Selon un rapport de l’Arcep - l’autorité de régulation compétente - paru il y a quelques mois, ce ne sont pas moins de 1,6 milliard de colis qui ont été distribués en France en 2023. Un chiffre en perpétuelle augmentation qui, s’il reflète le dynamisme insolent du commerce en ligne, en dit long sur une société de consommation, déraisonnable, qui veut « tout et surtout, tout de suite ». Dernier maillon dans le processus d’achat dématérialisé, l’acheminement des derniers kilomètres est assuré par des sociétés sous-traitantes telles que ACL Transports, créées en 2010 par Romain Carrier. Le 1er avril dernier, loin d’être une plaisanterie, ce dernier annonçait sur les réseaux sociaux mettre un terme à sept ans de collaboration avec Chronopost pour les livraisons sur le territoire. Une rupture vécue comme un nouveau départ par le chef d’entreprise tant le divorce semblait inéluctable. « Nous allons poursuivre le déploiement de notre propre réseau avec un service biquotidien dans l’Yonne et dans la Nièvre, et à la demande en France et en Europe, et équilibrer ainsi notre activité de sous-traitance avec les gros chargeurs. Nous allons renouer avec la philosophie initiale : la proximité, la qualité et la confiance. » Ces mots sont assumés avec conviction et détermination par un homme peu habitué à faire dans la demi-mesure. D’autant qu’après avoir demandé, en 2023, le placement de sa société de transport sous la protection du tribunal de commerce d’Auxerre et être tout juste sorti de la procédure de redressement, ce parfait autodidacte n’entend plus endosser le rôle du « pot de terre ». Pas vraiment dans son tempérament d’ailleurs. Lui qui, par le passé, n’a pas hésité à dévoiler le dessous des cartes en ouvrant les portes de son entrepôt aux caméras pour mettre en lumière le quotidien éprouvant de ses chauffeurs-livreurs, les aberrations d’un process inique et la pression léonine dont pouvaient faire preuve certains de ses donneurs d’ordre. 1 ou 2 sauts de ligne par paragraphe.

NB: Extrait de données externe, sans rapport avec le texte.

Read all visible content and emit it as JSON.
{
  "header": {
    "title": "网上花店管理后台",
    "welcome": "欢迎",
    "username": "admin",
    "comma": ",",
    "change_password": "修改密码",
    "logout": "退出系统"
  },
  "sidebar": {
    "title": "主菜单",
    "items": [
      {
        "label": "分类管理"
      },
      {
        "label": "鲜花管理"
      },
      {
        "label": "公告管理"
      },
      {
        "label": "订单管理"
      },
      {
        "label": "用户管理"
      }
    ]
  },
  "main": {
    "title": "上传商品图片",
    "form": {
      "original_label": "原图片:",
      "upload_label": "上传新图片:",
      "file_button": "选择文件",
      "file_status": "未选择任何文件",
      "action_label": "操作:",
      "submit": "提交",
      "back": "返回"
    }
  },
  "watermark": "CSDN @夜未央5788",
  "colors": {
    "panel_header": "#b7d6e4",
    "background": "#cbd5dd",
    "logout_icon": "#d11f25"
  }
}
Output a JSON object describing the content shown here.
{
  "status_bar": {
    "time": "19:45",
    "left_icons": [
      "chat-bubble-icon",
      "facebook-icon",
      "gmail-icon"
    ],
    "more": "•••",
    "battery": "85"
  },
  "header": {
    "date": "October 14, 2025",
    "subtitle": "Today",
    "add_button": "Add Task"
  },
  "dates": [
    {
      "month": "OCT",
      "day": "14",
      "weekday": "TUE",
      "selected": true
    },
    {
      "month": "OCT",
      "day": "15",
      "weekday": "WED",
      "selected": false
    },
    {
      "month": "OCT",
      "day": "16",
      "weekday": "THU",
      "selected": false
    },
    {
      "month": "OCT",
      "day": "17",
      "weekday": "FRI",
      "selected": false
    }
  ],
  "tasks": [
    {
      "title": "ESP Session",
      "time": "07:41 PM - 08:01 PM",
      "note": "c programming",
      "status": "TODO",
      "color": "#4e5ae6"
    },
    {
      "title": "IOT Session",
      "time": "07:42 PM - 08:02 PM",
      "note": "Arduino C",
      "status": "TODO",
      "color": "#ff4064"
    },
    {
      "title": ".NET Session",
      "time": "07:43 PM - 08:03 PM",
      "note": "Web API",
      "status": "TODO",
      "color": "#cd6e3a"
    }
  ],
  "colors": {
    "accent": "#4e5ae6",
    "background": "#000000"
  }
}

Pour tenter de comprendre la passion qui anime Romain Carrier à défendre ces femmes et ces hommes qui servent, trop souvent, de victimes expiatoires à des clients intransigeants, il faut revenir aux années 2000. Arrivé à dix ans à Auxerre en provenance « d’un quartier difficile de Paris », il quitte l’école avant de passer le bac et fonde une famille à 20 ans à peine. En 2006, il entre dans une entreprise familiale de transport. À cette époque, les services de messagerie, de livraison de colis et de camions-taxis sont en plein essor. « J’ai commencé derrière le volant ! Le contact avec les clients et l’envie de se challenger chaque jour me plaisaient beaucoup. J’étais connu à Auxerre pour être celui qui aimait rendre service et j’ai très vite eu des responsabilités. » Avec son épouse, Céline « ma complice de toujours », il décide, quatre ans plus tard, de créer leur propre société de transport express.
« Être autodidacte n’empêche pas de faire preuve d’intelligence, celle notamment de savoir bien s’entourer. »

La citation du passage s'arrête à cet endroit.